Rönesans’ın ünlü İtalyan şairlerinden Lodovica Aristo’nun (1474-1533) kısa şiirinde kanatlar çok güzel betimlenmiştir: /Ve gördüğümüz acayip turnalar moral olmayacak /Önce bir süre dolaşacak, çok geçmeden kanatlarını bulacaklar /Bir iki yard gitmeden yerden kalkacak, /Kanatlarında rüzgârı toplayana dek, /Sonunda bulutların üzerine çıkacaklar, /Türlerine göre üçgen biçiminde.
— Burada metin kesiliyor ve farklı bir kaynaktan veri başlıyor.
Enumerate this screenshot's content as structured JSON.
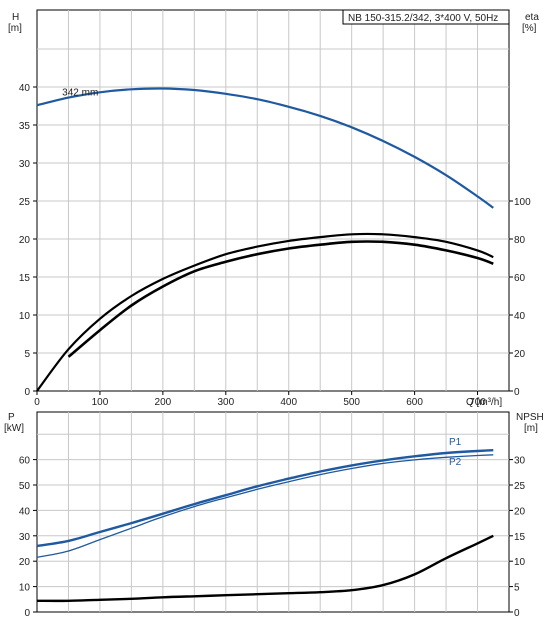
{
  "chart_data": [
    {
      "type": "line",
      "title": "NB 150-315.2/342, 3*400 V, 50Hz",
      "left_axis": {
        "label": "H",
        "unit": "[m]",
        "range": [
          0,
          45
        ],
        "ticks": [
          0,
          5,
          10,
          15,
          20,
          25,
          30,
          35,
          40
        ]
      },
      "right_axis": {
        "label": "eta",
        "unit": "[%]",
        "range": [
          0,
          100
        ],
        "ticks": [
          0,
          20,
          40,
          60,
          80,
          100
        ]
      },
      "x_axis": {
        "label": "Q",
        "unit": "[m³/h]",
        "range": [
          0,
          750
        ],
        "ticks": [
          0,
          100,
          200,
          300,
          400,
          500,
          600,
          700
        ]
      },
      "grid": true,
      "series": [
        {
          "name": "342 mm",
          "axis": "left",
          "color": "#1f5aa0",
          "x": [
            0,
            50,
            100,
            150,
            200,
            250,
            300,
            350,
            400,
            450,
            500,
            550,
            600,
            650,
            700,
            725
          ],
          "y": [
            37.6,
            38.6,
            39.3,
            39.7,
            39.8,
            39.6,
            39.1,
            38.4,
            37.4,
            36.2,
            34.7,
            32.9,
            30.8,
            28.4,
            25.6,
            24.1
          ]
        },
        {
          "axis": "right",
          "color": "#000000",
          "x": [
            0,
            50,
            100,
            150,
            200,
            250,
            300,
            350,
            400,
            450,
            500,
            550,
            600,
            650,
            700,
            725
          ],
          "y": [
            0,
            22,
            38,
            50,
            59,
            66,
            72,
            76,
            79,
            81,
            82.5,
            82.5,
            81,
            78.5,
            74,
            70.5
          ]
        },
        {
          "axis": "right",
          "color": "#000000",
          "x": [
            50,
            100,
            150,
            200,
            250,
            300,
            350,
            400,
            450,
            500,
            550,
            600,
            650,
            700,
            725
          ],
          "y": [
            18,
            32,
            45,
            55,
            63,
            68,
            72,
            75,
            77,
            78.5,
            78.5,
            77,
            74,
            70,
            67
          ]
        }
      ]
    },
    {
      "type": "line",
      "left_axis": {
        "label": "P",
        "unit": "[kW]",
        "range": [
          0,
          70
        ],
        "ticks": [
          0,
          10,
          20,
          30,
          40,
          50,
          60
        ]
      },
      "right_axis": {
        "label": "NPSH",
        "unit": "[m]",
        "range": [
          0,
          35
        ],
        "ticks": [
          0,
          5,
          10,
          15,
          20,
          25,
          30
        ]
      },
      "x_axis": {
        "range": [
          0,
          750
        ]
      },
      "grid": true,
      "series": [
        {
          "name": "P1",
          "axis": "left",
          "color": "#1f5aa0",
          "x": [
            0,
            50,
            100,
            150,
            200,
            250,
            300,
            350,
            400,
            450,
            500,
            550,
            600,
            650,
            700,
            725
          ],
          "y": [
            26,
            28,
            31.5,
            35,
            38.7,
            42.5,
            46,
            49.5,
            52.5,
            55.3,
            57.7,
            59.7,
            61.3,
            62.6,
            63.4,
            63.7
          ]
        },
        {
          "name": "P2",
          "axis": "left",
          "color": "#1f5aa0",
          "x": [
            0,
            50,
            100,
            150,
            200,
            250,
            300,
            350,
            400,
            450,
            500,
            550,
            600,
            650,
            700,
            725
          ],
          "y": [
            21.5,
            24,
            28.5,
            33,
            37.5,
            41.5,
            45,
            48.3,
            51.3,
            54.1,
            56.5,
            58.5,
            59.9,
            60.9,
            61.6,
            61.9
          ]
        },
        {
          "name": "NPSH",
          "axis": "right",
          "color": "#000000",
          "x": [
            0,
            50,
            100,
            150,
            200,
            250,
            300,
            350,
            400,
            450,
            500,
            550,
            600,
            650,
            700,
            725
          ],
          "y": [
            2.2,
            2.2,
            2.4,
            2.6,
            2.9,
            3.1,
            3.3,
            3.5,
            3.7,
            3.9,
            4.3,
            5.3,
            7.4,
            10.6,
            13.5,
            15
          ]
        }
      ]
    }
  ]
}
XII-XIII yy. da yaşamış Feridüddin Attâr’ın “Mantık al-Tayr: Kuş mantığı, Kuş Dili” isimli ünlü eserinde Tanrıyı aramaya çıkan kuşların kanatlarıyla ilgili çok fazla beyit vardır. Örneğin, “O ülkeye (Simurg’un) kanadından bir tüy düştü; bütün şehirler birbirine değdi…” Bir diğeri: “/Ondan sonra sırmalarla bezenmiş tavus meydana çıktı. /Kanadının her tüyünde yüzlerce değil, binlerce nakış vardı.”
17. yy. divan şairi Fehîm-i Kadîm’in, Hamâme (Güvercin) isimli şiirinden günümüz Türkçesiyle bir mısra: “Sabahın güvercininin baş kanadı, âhımın haberinin yakıcılığından yanmaya başladı.” Yine Fehîm bir beyitinde (günümüz Türkçesiyle) “Kanadının gölgesinde bir an huzur bulmak ümidiyle keklik, bilerek kartalın pençelerine astı” demişti.
18.yy Selanikli şair Meşhûrî’nin Divanından bir beyit (günümüz Türkçesiyle): “Talih kuşunun kanadının gölgesi ve zor bir kaderle niceleri serçe iken Anka olurlar.”
Yaşar Kemal’in 2013’te yayımlanan “Tek Kanatlı Kuş” romanında kuş imgesinde birleşen roman kişileri, etraflarına kurdukları korku duvarına çarpıp kanatlarını kaybederek uçamayan tek kanatlı kuşları (insancıkları) anlatır.
Yahya Kemal Beyatlı kanatlı şiirin son temsilcilerinden olup, “Akıncı” şiirinden bir beyit Osmanlı akıncılarının sırtına kartal kanadı takmalarından bahseder: “Bir gün doludizgin boşanan atlarımız /Yerden yedi kat arşa kanatlandık o hızla.”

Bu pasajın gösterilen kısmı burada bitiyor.